The Secret to Making Your Meetings Shorter…and More Productive


The majority of meetings are long and unproductive. Time often is wasted by searching for audiovisual equipment or trying to get the technology to work. The conversation easily can get off-topic and cause the meeting to run late.

Fortunately, there are steps you can take to resolve these issues. The more efficient your meetings are, the more effective your results are.

Implement these tips to shorten your meetings and make them more productive.

Invite the Necessary Attendees

Only the employees who are directly impacted by what the meeting is about should be invited. This cuts down on the amount of time needed for group discussions. The fewer attendees you have, the faster your meeting will be.

Arrive Prepared

Make sure the meeting room is ready to go in advance. This includes equipment, technology, handouts, and related materials.

Send the agenda in advance. Let the attendees know which issues will be discussed and what needs to be accomplished.

Clarify what the attendees’ roles will be. Remind everyone you need their input to make the meeting effective.

Adhere to the Agenda

Remain on schedule. This includes beginning and ending on time.

Allow a set amount of time for each speaker and open discussion about the topics. Assign a timekeeper to monitor the time spent on each agenda item.

Ask the timekeeper to let each speaker know when their time is close to ending. Encourage the timekeeper to interrupt the discussion when the speaker’s time is up. If additional topics come up, schedule them for another time.

Before the meeting adjourns, summarize the action items, the employee responsible for each, and the timeframe. If another meeting is required, set it up.

Encourage Everyone to Participate

Provide time for every attendee to share their thoughts during the meeting. This encourages the introverts to provide their input rather than letting the extroverts take over.
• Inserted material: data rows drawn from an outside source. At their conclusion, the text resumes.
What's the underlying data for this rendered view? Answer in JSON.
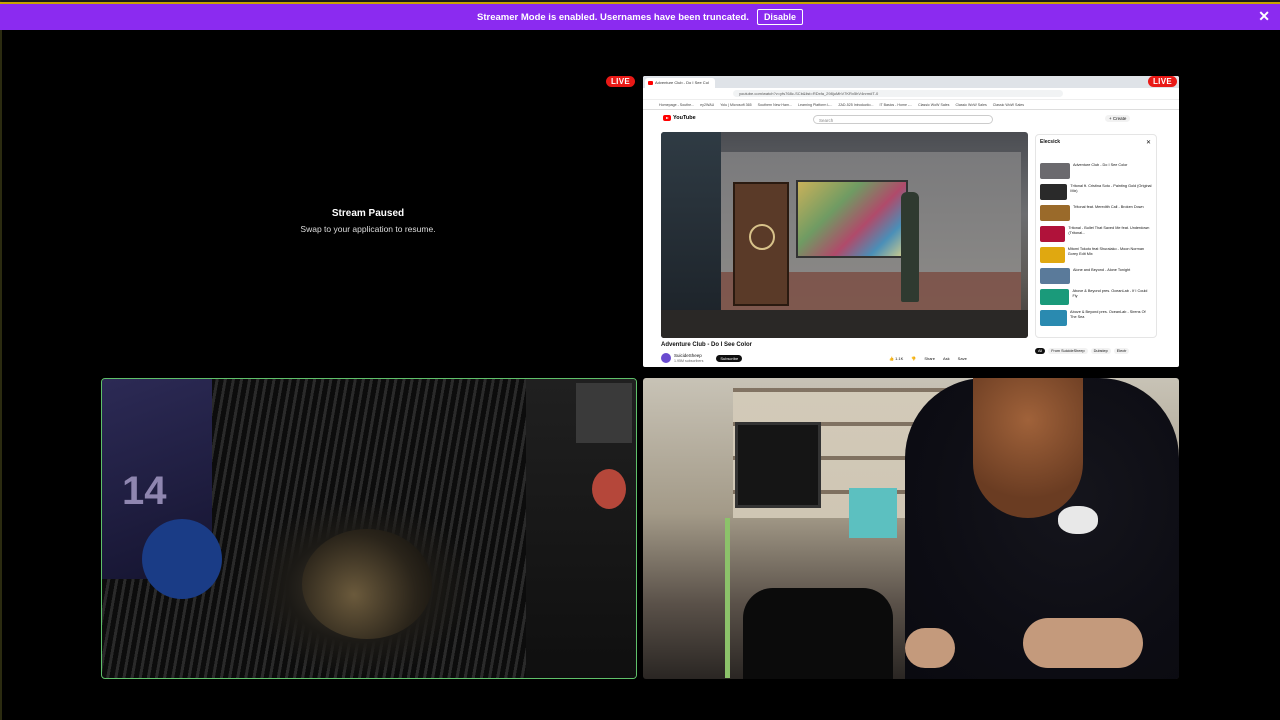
{
  "banner": {
    "message": "Streamer Mode is enabled. Usernames have been truncated.",
    "disable_label": "Disable",
    "close_symbol": "✕",
    "background_color": "#8b2bf0"
  },
  "paused_tile": {
    "live_label": "LIVE",
    "title": "Stream Paused",
    "subtitle": "Swap to your application to resume."
  },
  "share_tile": {
    "live_label": "LIVE",
    "browser_tab": "Adventure Club - Do I See Col",
    "url": "youtube.com/watch?v=yfs768c-SCb&list=RDxfa_298juMhV7KRx5hV4nrm#T-0",
    "bookmarks": [
      "Homepage - Southe...",
      "ey2WAU",
      "Yolu | Microsoft 365",
      "Southern New Ham...",
      "Learning Platform L...",
      "ZAD-525 Introductio...",
      "IT Basics - Home -...",
      "Classic WoW Sales",
      "Classic WoW Sales",
      "Classic WoW Sales"
    ],
    "yt_logo": "YouTube",
    "search_placeholder": "Search",
    "create_label": "+ Create",
    "video_title": "Adventure Club - Do I See Color",
    "channel": "SuicideSheep",
    "subscribers": "1.95M subscribers",
    "subscribe_label": "Subscribe",
    "actions": [
      "👍 1.1K",
      "👎",
      "Share",
      "Ask",
      "Save"
    ],
    "playlist_title": "Elecsick",
    "playlist_items": [
      "Adventure Club - Do I See Color",
      "Tritonal ft. Cristina Soto - Painting Gold (Original Mix)",
      "Tritonal feat. Meredith Call - Broken Down",
      "Tritonal - Bullet That Saved Me feat. Underdown (Tritonal...",
      "Mitomi Tokoto feat Shuraiako - Moon Norman Gorey Edit Mix",
      "Alone and Beyond - Alone Tonight",
      "Above & Beyond pres. OceanLab - If I Could Fly",
      "Above & Beyond pres. OceanLab - Sirens Of The Sea"
    ],
    "chips": [
      "All",
      "From SuicideSheep",
      "Dubstep",
      "Electr"
    ]
  },
  "cams": {
    "left_border_color": "#5fc06a",
    "left_jersey_number": "14"
  }
}
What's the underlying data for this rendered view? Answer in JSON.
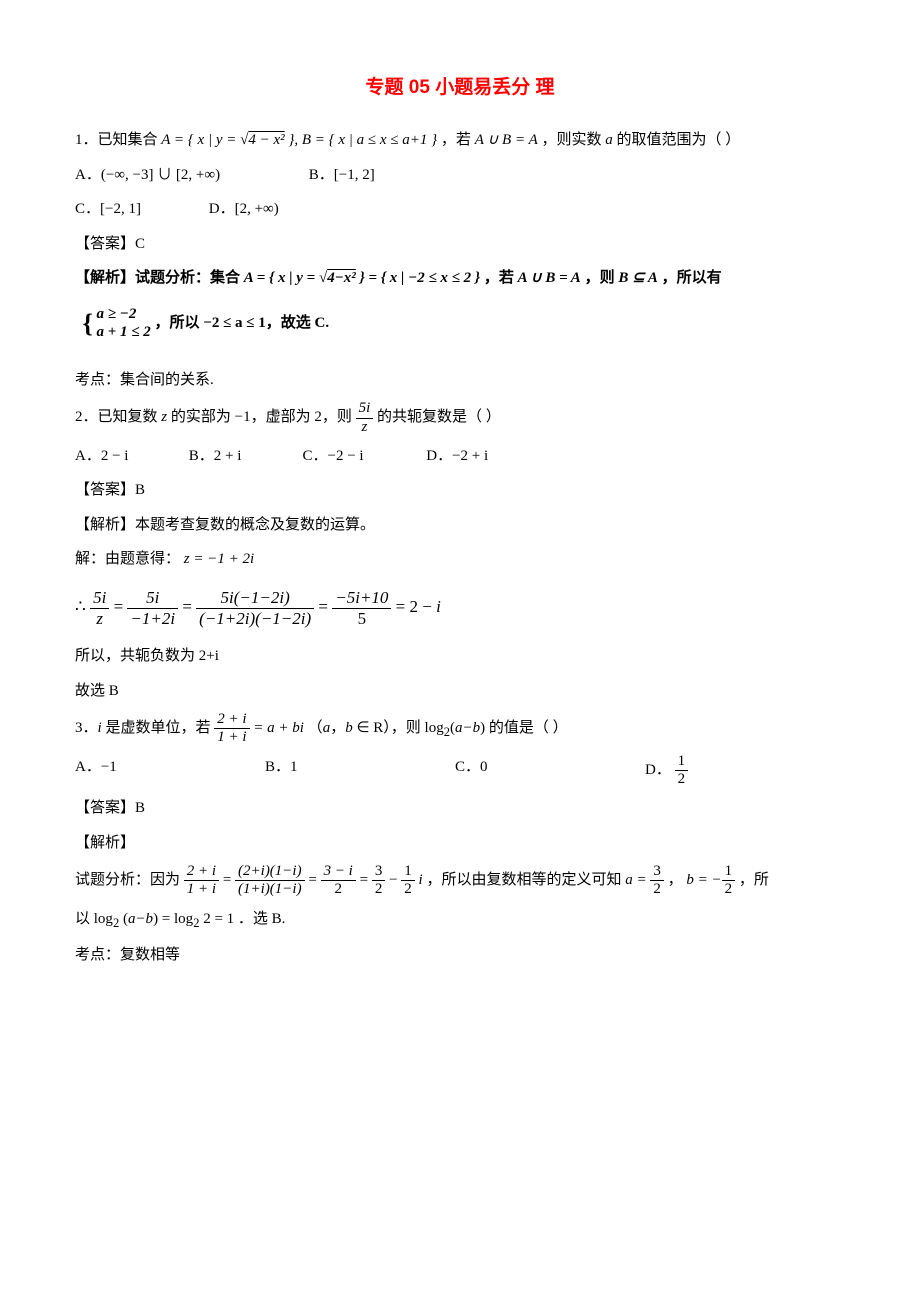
{
  "title": "专题 05 小题易丢分 理",
  "q1": {
    "stem_pre": "1．已知集合 ",
    "stem_math": "A = { x | y = √(4 − x²) }, B = { x | a ≤ x ≤ a+1 }",
    "stem_mid": "，若 ",
    "stem_math2": "A ∪ B = A",
    "stem_post": "，则实数 a 的取值范围为（  ）",
    "optA": "A．(−∞, −3] ∪ [2, +∞)",
    "optB": "B．[−1, 2]",
    "optC": "C．[−2, 1]",
    "optD": "D．[2, +∞)",
    "ans": "【答案】C",
    "analysis_label": "【解析】试题分析：集合 ",
    "analysis_math": "A = { x | y = √(4−x²) } = { x | −2 ≤ x ≤ 2 }",
    "analysis_mid": "，若 ",
    "analysis_math2": "A ∪ B = A",
    "analysis_mid2": "，则 ",
    "analysis_math3": "B ⊆ A",
    "analysis_post": "，所以有",
    "brace_top": "a ≥ −2",
    "brace_bot": "a + 1 ≤ 2",
    "brace_post": "，所以 −2 ≤ a ≤ 1，故选 C.",
    "kaodian": "考点：集合间的关系."
  },
  "q2": {
    "stem_pre": "2．已知复数 z 的实部为 −1，虚部为 2，则 ",
    "stem_post": " 的共轭复数是（    ）",
    "frac_num": "5i",
    "frac_den": "z",
    "optA": "A．2 − i",
    "optB": "B．2 + i",
    "optC": "C．−2 − i",
    "optD": "D．−2 + i",
    "ans": "【答案】B",
    "analysis": "【解析】本题考查复数的概念及复数的运算。",
    "step1_pre": "解：由题意得：",
    "step1_math": "z = −1 + 2i",
    "eq": "∴ 5i / z = 5i / (−1+2i) = 5i(−1−2i) / ((−1+2i)(−1−2i)) = (−5i+10)/5 = 2 − i",
    "conj": "所以，共轭负数为 2+i",
    "choose": "故选 B"
  },
  "q3": {
    "stem_pre": "3．i 是虚数单位，若 ",
    "stem_mid": " = a + bi （a，b ∈ R），则 log₂(a−b) 的值是（   ）",
    "frac_num": "2 + i",
    "frac_den": "1 + i",
    "optA": "A．−1",
    "optB": "B．1",
    "optC": "C．0",
    "optD_pre": "D．",
    "optD_num": "1",
    "optD_den": "2",
    "ans": "【答案】B",
    "analysis_label": "【解析】",
    "line1_pre": "试题分析：因为 ",
    "line1_mid": "，所以由复数相等的定义可知 ",
    "line1_a": "a = 3/2",
    "line1_b": "b = −1/2",
    "line1_post": "，所",
    "eq_lhs_num": "2 + i",
    "eq_lhs_den": "1 + i",
    "eq_m1_num": "(2+i)(1−i)",
    "eq_m1_den": "(1+i)(1−i)",
    "eq_m2_num": "3 − i",
    "eq_m2_den": "2",
    "eq_rhs": "3/2 − (1/2) i",
    "line2_pre": "以 ",
    "line2_math": "log₂(a−b) = log₂ 2 = 1",
    "line2_post": "．选 B.",
    "kaodian": "考点：复数相等"
  }
}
Allowing time for all attendees to participate shows their input is equally important. This increases diversity in the ideas that get developed and implemented.

Divide the Work

If you have a large number of attendees and need to evaluate the merits of several concepts, consider having everyone break into groups to discuss one concept per group. For instance, if you have 15 attendees and 3 concepts to evaluate, ask the attendees to divide into three groups of five, then assign one concept per group.

When the discussion time ends, ask each group to report its findings. This should attain better results in less time than having everyone discuss each concept as a group.